Trump has now joined House Speaker Paul Ryan and other Republicans in support of including a border adjustment tax in any upcoming Congressional tax reform bill.
Put most simply, the measure would raise revenue by taxing imports while at the same time, ideally, encouraging exports.
Economists at the New York Federal Reserve think it would actually do just the opposite. Their research indicates that a border adjustment tax would actually discourage other countries from buying our exports and cause inflation here at home in the short to medium term.
To understand why, you have to understand why Ryan thinks this plan will work. His view is that once the border adjustment tax is implemented the dollar will strengthen, making foreign-made goods more affordable for US companies and offsetting any pain importers might feel from the tax.
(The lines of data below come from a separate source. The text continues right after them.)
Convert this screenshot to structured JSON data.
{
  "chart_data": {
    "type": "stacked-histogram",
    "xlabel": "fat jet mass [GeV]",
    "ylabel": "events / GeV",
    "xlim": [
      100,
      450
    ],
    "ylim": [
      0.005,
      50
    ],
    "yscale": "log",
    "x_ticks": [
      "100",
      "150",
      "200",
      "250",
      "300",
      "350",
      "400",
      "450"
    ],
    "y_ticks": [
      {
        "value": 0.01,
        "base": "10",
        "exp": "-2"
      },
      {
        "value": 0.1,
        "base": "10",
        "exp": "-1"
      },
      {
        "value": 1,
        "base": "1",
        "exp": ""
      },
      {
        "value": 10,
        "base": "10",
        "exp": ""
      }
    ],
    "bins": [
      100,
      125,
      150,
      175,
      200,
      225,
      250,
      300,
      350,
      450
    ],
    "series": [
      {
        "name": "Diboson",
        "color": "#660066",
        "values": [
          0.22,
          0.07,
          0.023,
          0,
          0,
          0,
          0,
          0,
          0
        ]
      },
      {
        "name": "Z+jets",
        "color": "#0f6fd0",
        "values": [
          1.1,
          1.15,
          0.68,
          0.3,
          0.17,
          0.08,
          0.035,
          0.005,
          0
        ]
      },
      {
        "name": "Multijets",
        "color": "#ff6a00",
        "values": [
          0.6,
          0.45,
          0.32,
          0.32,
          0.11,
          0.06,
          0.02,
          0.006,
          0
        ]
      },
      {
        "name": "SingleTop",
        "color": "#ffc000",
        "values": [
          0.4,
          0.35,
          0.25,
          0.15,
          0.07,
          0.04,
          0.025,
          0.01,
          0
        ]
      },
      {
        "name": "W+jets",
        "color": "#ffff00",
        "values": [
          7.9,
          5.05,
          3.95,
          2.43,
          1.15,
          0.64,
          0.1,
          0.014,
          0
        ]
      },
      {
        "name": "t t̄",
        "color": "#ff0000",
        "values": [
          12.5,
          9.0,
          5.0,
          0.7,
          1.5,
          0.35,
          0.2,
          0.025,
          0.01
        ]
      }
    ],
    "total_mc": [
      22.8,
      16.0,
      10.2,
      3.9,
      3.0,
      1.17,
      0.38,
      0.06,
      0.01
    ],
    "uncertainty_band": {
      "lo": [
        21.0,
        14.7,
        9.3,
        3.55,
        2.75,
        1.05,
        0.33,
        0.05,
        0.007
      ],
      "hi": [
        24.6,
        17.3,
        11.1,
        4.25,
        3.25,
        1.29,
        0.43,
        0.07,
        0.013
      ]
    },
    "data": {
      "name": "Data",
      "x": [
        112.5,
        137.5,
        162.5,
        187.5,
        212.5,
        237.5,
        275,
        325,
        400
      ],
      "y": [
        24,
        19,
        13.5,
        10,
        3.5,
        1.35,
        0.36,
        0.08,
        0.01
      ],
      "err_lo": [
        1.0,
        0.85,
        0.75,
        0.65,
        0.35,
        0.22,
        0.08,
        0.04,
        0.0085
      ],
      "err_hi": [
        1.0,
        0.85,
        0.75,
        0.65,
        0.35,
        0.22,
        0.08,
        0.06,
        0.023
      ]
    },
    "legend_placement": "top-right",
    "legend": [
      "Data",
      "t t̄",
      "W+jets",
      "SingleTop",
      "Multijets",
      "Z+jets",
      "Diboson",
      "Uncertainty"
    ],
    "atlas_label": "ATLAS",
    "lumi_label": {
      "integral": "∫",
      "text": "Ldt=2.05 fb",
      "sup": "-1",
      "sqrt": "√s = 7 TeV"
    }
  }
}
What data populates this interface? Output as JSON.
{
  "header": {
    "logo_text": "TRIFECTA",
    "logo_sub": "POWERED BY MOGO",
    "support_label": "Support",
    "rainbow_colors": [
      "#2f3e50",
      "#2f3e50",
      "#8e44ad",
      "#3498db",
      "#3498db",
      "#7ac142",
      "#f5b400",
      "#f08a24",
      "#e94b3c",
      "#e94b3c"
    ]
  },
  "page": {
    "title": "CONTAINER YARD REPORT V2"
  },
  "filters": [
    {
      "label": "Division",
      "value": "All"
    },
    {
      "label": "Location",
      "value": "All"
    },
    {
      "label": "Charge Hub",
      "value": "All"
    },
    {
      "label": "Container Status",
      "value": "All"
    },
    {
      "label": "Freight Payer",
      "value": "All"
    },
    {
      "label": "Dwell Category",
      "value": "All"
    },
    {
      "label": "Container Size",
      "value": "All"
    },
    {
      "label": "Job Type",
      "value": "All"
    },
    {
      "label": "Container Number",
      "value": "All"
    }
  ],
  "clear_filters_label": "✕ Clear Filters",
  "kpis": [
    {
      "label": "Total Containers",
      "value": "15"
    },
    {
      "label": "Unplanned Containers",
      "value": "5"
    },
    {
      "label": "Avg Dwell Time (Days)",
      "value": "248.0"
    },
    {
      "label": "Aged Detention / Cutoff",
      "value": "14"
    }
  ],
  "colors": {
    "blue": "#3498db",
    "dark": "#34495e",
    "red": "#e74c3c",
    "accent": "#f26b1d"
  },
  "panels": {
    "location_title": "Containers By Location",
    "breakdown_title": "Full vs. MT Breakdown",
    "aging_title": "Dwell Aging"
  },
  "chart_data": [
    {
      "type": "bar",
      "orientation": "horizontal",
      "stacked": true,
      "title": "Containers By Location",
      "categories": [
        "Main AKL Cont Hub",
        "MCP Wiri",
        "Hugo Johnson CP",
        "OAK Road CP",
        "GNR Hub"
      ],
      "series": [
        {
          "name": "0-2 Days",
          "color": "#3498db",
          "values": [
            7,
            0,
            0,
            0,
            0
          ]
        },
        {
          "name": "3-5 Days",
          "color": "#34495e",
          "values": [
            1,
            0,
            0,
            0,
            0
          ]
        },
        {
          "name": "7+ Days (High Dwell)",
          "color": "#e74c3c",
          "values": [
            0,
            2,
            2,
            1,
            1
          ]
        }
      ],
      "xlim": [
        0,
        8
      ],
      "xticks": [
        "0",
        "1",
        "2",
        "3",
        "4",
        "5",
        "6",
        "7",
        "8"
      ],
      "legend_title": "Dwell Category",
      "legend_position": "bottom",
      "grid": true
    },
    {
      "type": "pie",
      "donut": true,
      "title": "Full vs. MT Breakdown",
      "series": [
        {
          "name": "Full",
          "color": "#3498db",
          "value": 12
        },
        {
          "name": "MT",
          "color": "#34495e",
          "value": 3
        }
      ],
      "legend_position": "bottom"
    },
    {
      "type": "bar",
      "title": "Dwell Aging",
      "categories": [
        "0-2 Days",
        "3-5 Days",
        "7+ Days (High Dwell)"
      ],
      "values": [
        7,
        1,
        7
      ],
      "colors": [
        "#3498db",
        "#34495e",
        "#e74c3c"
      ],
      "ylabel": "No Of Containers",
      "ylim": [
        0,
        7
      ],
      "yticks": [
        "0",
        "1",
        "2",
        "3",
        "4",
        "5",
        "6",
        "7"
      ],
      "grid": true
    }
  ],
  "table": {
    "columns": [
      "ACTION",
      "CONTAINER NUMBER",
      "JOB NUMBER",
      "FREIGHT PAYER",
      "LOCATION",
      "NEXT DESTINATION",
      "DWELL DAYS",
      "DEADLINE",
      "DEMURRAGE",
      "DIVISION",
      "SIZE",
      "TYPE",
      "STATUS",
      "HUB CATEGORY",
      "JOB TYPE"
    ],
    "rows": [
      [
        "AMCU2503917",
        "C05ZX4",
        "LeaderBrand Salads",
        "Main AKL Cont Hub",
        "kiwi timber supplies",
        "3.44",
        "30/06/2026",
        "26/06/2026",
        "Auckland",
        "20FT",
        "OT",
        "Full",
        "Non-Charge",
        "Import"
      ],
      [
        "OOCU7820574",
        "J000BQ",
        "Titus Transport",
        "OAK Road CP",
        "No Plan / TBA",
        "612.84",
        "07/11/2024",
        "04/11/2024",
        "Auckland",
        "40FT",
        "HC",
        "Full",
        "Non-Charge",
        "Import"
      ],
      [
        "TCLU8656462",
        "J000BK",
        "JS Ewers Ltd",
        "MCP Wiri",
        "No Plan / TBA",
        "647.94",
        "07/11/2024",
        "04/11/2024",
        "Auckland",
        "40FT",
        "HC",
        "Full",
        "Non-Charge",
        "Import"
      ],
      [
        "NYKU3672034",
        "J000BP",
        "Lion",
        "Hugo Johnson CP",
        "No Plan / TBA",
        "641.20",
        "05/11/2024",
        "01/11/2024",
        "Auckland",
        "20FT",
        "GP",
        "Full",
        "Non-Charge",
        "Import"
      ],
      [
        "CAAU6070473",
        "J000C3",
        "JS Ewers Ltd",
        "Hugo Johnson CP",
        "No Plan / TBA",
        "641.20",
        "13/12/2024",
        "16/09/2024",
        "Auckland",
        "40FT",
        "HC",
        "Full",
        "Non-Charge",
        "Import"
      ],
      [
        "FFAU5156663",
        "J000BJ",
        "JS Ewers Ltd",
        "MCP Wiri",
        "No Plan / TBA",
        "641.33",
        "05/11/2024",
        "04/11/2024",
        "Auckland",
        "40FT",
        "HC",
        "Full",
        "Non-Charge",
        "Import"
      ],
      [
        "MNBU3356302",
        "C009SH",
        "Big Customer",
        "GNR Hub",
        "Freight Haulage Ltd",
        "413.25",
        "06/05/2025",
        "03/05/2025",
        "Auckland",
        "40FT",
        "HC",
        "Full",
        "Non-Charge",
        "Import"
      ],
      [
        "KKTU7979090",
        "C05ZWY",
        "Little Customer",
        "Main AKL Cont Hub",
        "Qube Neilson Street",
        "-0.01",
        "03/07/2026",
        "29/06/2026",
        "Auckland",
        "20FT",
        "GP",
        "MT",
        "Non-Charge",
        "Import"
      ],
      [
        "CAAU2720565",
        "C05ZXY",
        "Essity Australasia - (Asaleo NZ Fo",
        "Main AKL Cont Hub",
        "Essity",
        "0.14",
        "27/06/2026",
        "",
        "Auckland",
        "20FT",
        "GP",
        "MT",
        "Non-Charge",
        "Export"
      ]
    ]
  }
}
The Fed researchers are saying simply: Well, what if it doesn’t happen that way?
For importers — think retailers like Urban Outfitters or Kohl’s or Nike — that would mean raising prices to offset the tax. The researchers think that would lead to inflation in the entire retail sector, in part because it would give other firms cover to raise prices too.
From their report:
“Higher prices on imported inputs are likely to result in higher domestic prices by both importing and non-importing firms. We provide evidence of “strategic complementarities” for Belgian firms, showing that a 10 per cent increase in competitor prices leads to a 5 per cent increase in domestic prices of large firms. This channel is also likely to be present in other market economies, such as the United States. For example, if there is a tax on imported steel, local steel producers can also increase their prices and still stay competitive relative to foreign-produced inputs. This will further increase the costs for U.S. firms and consumers.”
It sucks for exporters too
As for exports, the rising dollar will end up making Americans goods more expensive abroad, discouraging foreigners from buying our goods. The NY Fed also notes that a lot of exporters have parts of their business that come from abroad, so they would get hit by the tax somewhere in their business along the line.
“U.S. exporters that import their inputs will have to pay more for those inputs, thus offsetting some of the benefits of having their export revenue tax exempt. This effect is most significant for the largest importers, which are also the largest exporters,” said the report.
American car companies are a pretty good example of what the NY Fed’s talking about here. A lot of the big carmakers have big parts of their manufacturing supply chain in Mexico. Even if they sell cars domestically or export them abroad, getting parts from Mexico, back in the U.S. would cost them.
And that would show up in car prices.
This is the problem of having a big, interconnected global economy. Trump said that he thinks the border adjustment tax would create jobs, but if things become more expensive for companies to make, they also might fire people.
Citigroup posited that people working at retailers — again think Kohl’s and Urban Outfitters — could lose their jobs because of this tax policy. When CNBC reporters confronted Trump’s trade head, Peter Navarro with this fact, he called it “fake news.”
“Yeah, well, the Dow just hit 20,000, how you like them apples?” he said. “There are winners and losers.”
If the Fed is right, the winners could be foreign companies that take share because US goods are too expensive.
The losers would be, well, all of us.
This is an opinion column. The thoughts expressed are those of the author.